线程锁内的多线程 [英] Multithreading within a thread lock

查看:90
本文介绍了线程锁内的多线程的处理方法,对大家解决问题具有一定的参考价值,需要的朋友们下面随着小编来一起学习吧!

问题描述

我正在努力加快某些过程的执行速度,这些过程将大量记录(大多数是数百万个)发布到Elasticsearch.在我的C#代码中,我已经使用Dataflow实现了一个多线程解决方案,如下所示:

I am working on speeding up the execution of some processes that publish a bulk set of records (Mostly in the millions) to Elasticsearch. In my C# code I have already implemented a multi-threaded solution using Dataflow as scaffolded below:

var fetchRecords = new TransformBlock<?, ?>(() => { ... });
var sendRecordsToElastic = new ActionBlock<List<?>>(records => sendBulkRequest(records));

fetchRecords.LinkTo(sendRecordsToElastic, { PropogateCompletion = true });

fetchRecords.Post("Start");

然后我要实现的发送批量请求调用:

And then the send bulk request call I want to implement:

public IBulkResponse sendBulkRequest(List<?> records)
{
    lock(SomeStaticObject)
    {
       // Execute several new threads to send records in bulk
    }
}

我对 you 的问题是关于在锁中执行附加线程的实用性的问题,该锁是数据流管道的一部分.

My question for you is on the practicality for executing additional threads within a lock that exists as part of a Dataflow pipeline.

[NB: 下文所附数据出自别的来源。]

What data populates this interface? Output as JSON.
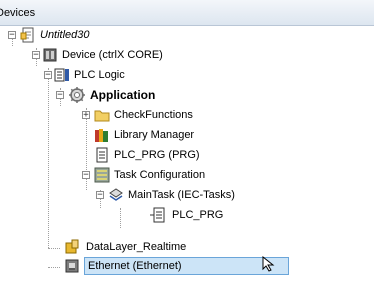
{
  "panel": {
    "title": "Devices"
  },
  "tree": [
    {
      "label": "Untitled30",
      "italic": true,
      "icon": "project-icon",
      "expander": "−"
    },
    {
      "label": "Device (ctrlX CORE)",
      "icon": "device-icon",
      "expander": "−"
    },
    {
      "label": "PLC Logic",
      "icon": "plc-logic-icon",
      "expander": "−"
    },
    {
      "label": "Application",
      "bold": true,
      "icon": "application-gear-icon",
      "expander": "−"
    },
    {
      "label": "CheckFunctions",
      "icon": "folder-icon",
      "expander": "+"
    },
    {
      "label": "Library Manager",
      "icon": "library-books-icon"
    },
    {
      "label": "PLC_PRG (PRG)",
      "icon": "program-document-icon"
    },
    {
      "label": "Task Configuration",
      "icon": "task-configuration-icon",
      "expander": "−"
    },
    {
      "label": "MainTask (IEC-Tasks)",
      "icon": "task-icon",
      "expander": "−"
    },
    {
      "label": "PLC_PRG",
      "icon": "program-call-icon"
    },
    {
      "label": "DataLayer_Realtime",
      "icon": "datalayer-icon"
    },
    {
      "label": "Ethernet (Ethernet)",
      "icon": "ethernet-icon",
      "selected": true
    }
  ]
}
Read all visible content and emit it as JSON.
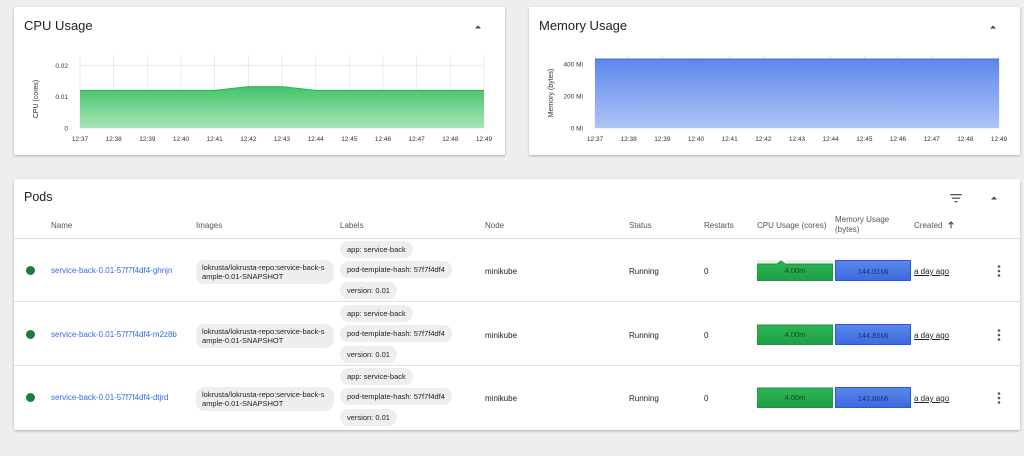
{
  "cpu_card": {
    "title": "CPU Usage",
    "y_axis_label": "CPU (cores)",
    "collapse_icon": "chevron-up-icon"
  },
  "memory_card": {
    "title": "Memory Usage",
    "y_axis_label": "Memory (bytes)",
    "collapse_icon": "chevron-up-icon"
  },
  "chart_data": [
    {
      "type": "area",
      "title": "CPU Usage",
      "ylabel": "CPU (cores)",
      "x": [
        "12:37",
        "12:38",
        "12:39",
        "12:40",
        "12:41",
        "12:42",
        "12:43",
        "12:44",
        "12:45",
        "12:46",
        "12:47",
        "12:48",
        "12:49"
      ],
      "y_ticks": [
        "0",
        "0.01",
        "0.02"
      ],
      "ylim": [
        0,
        0.022
      ],
      "series": [
        {
          "values": [
            0.012,
            0.012,
            0.012,
            0.012,
            0.012,
            0.0132,
            0.0132,
            0.012,
            0.012,
            0.012,
            0.012,
            0.012,
            0.012
          ]
        }
      ],
      "color": "#34a853",
      "grid": true
    },
    {
      "type": "area",
      "title": "Memory Usage",
      "ylabel": "Memory (bytes)",
      "x": [
        "12:37",
        "12:38",
        "12:39",
        "12:40",
        "12:41",
        "12:42",
        "12:43",
        "12:44",
        "12:45",
        "12:46",
        "12:47",
        "12:48",
        "12:49"
      ],
      "y_ticks": [
        "0 Mi",
        "200 Mi",
        "400 Mi"
      ],
      "ylim": [
        0,
        430
      ],
      "series": [
        {
          "values": [
            432,
            432,
            432,
            432,
            432,
            432,
            432,
            432,
            432,
            432,
            432,
            432,
            432
          ]
        }
      ],
      "color": "#3d6be0",
      "grid": true
    }
  ],
  "pods": {
    "title": "Pods",
    "filter_icon": "filter-list-icon",
    "collapse_icon": "chevron-up-icon",
    "columns": {
      "name": "Name",
      "images": "Images",
      "labels": "Labels",
      "node": "Node",
      "status": "Status",
      "restarts": "Restarts",
      "cpu": "CPU Usage (cores)",
      "memory_line1": "Memory Usage",
      "memory_line2": "(bytes)",
      "created": "Created",
      "sort_icon": "arrow-up-icon"
    },
    "rows": [
      {
        "status_icon": "status-running-icon",
        "status_color": "#188038",
        "name": "service-back-0.01-57f7f4df4-ghnjn",
        "image": "lokrusta/lokrusta-repo:service-back-sample-0.01-SNAPSHOT",
        "labels": [
          "app: service-back",
          "pod-template-hash: 57f7f4df4",
          "version: 0.01"
        ],
        "node": "minikube",
        "status": "Running",
        "restarts": "0",
        "cpu": "4.00m",
        "memory": "144.01Mi",
        "created": "a day ago",
        "menu_icon": "more-vert-icon"
      },
      {
        "status_icon": "status-running-icon",
        "status_color": "#188038",
        "name": "service-back-0.01-57f7f4df4-m2z8b",
        "image": "lokrusta/lokrusta-repo:service-back-sample-0.01-SNAPSHOT",
        "labels": [
          "app: service-back",
          "pod-template-hash: 57f7f4df4",
          "version: 0.01"
        ],
        "node": "minikube",
        "status": "Running",
        "restarts": "0",
        "cpu": "4.00m",
        "memory": "144.85Mi",
        "created": "a day ago",
        "menu_icon": "more-vert-icon"
      },
      {
        "status_icon": "status-running-icon",
        "status_color": "#188038",
        "name": "service-back-0.01-57f7f4df4-dtjrd",
        "image": "lokrusta/lokrusta-repo:service-back-sample-0.01-SNAPSHOT",
        "labels": [
          "app: service-back",
          "pod-template-hash: 57f7f4df4",
          "version: 0.01"
        ],
        "node": "minikube",
        "status": "Running",
        "restarts": "0",
        "cpu": "4.00m",
        "memory": "143.86Mi",
        "created": "a day ago",
        "menu_icon": "more-vert-icon"
      }
    ]
  }
}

可以吗?我可以在性能,执行,缓存/内存丢失等方面看到任何潜在的问题吗?

Is this ok? Could I see any potential hiccups in performance, execution, cache/memory misses, etc?

任何见识都会很高兴被接受.

Any insight would be gladly accepted.

推荐答案

您可能想在此处使用BulkAll,它实现了可观察的模式来向Elasticsearch发出并发批量请求.这是一个例子

You may want to use BulkAll here, which implements the observable pattern to make concurrent bulk requests to Elasticsearch. Here's an example

void Main()
{   
    var pool = new SingleNodeConnectionPool(new Uri("http://localhost:9200"));
    var connectionSettings = new ConnectionSettings(pool);

    var client = new ElasticClient(connectionSettings);
    var indexName = "bulk-index";

    if (client.IndexExists(indexName).Exists)
        client.DeleteIndex(indexName);

    client.CreateIndex(indexName, c => c
        .Settings(s => s
            .NumberOfShards(3)
            .NumberOfReplicas(0)
        )
        .Mappings(m => m
            .Map<DeviceStatus>(p => p.AutoMap())
        )
    );

    var size = 500;

    // set up the observable
    var bulkAllObservable = client.BulkAll(GetDeviceStatus(), b => b
        .Index(indexName)
        .MaxDegreeOfParallelism(4)
        .RefreshOnCompleted()
        .Size(size)
    );

    var countdownEvent = new CountdownEvent(1);

    Exception exception = null;

    // set up an observer. Delegates passed are:
    // 1. onNext
    // 2. onError
    // 3. onCompleted
    var bulkAllObserver = new BulkAllObserver(
        response => Console.WriteLine($"Indexed {response.Page * size} with {response.Retries} retries"),
        ex => 
        {
            // capture exception for throwing outside Observer.
            // You may decide to do something different here
            exception = ex;
            countdownEvent.Signal();
        },
        () => 
        {
            Console.WriteLine("Finished");
            countdownEvent.Signal();
        });

    // subscribe to the observable          
    bulkAllObservable.Subscribe(bulkAllObserver);

    // wait indefinitely for it to finish. May want to put a
    // max timeout on this  
    countdownEvent.Wait();

    if (exception != null) 
    {
        throw exception;
    }
}

// lazily enumerated collection
private static IEnumerable<DeviceStatus> GetDeviceStatus()
{
    for (var i = 0; i < DocumentCount; i++)
        yield return new DeviceStatus(i); 
}

private const int DocumentCount = 20000;

public class DeviceStatus
{
    public DeviceStatus(int id) => Id = id;
    public int Id {get;set;}
}

如果您不需要在观察者中做任何特别的事情,可以在可观察对象上使用.Wait()方法

If you don't need to do anything special in the observer, you can use the .Wait() method on the observable

var bulkAllObservable = client.BulkAll(GetDeviceStatus(), b => b
    .Index(indexName)
    .MaxDegreeOfParallelism(4)
    .RefreshOnCompleted()
    .Size(size)
)
.Wait(
    TimeSpan.FromHours(1), 
    response => Console.WriteLine($"Indexed {response.Page * size} with {response.Retries} retries")
);

对于BulkAllScrollAllReindex有可观察到的方法(尽管有ReindexOnServer可在Elasticsearch中重新索引并映射到

There are observable methods for BulkAll, ScrollAll and Reindex (although there is ReindexOnServer which reindexes within Elasticsearch and maps to the Reindex API - the Reindex method predates this)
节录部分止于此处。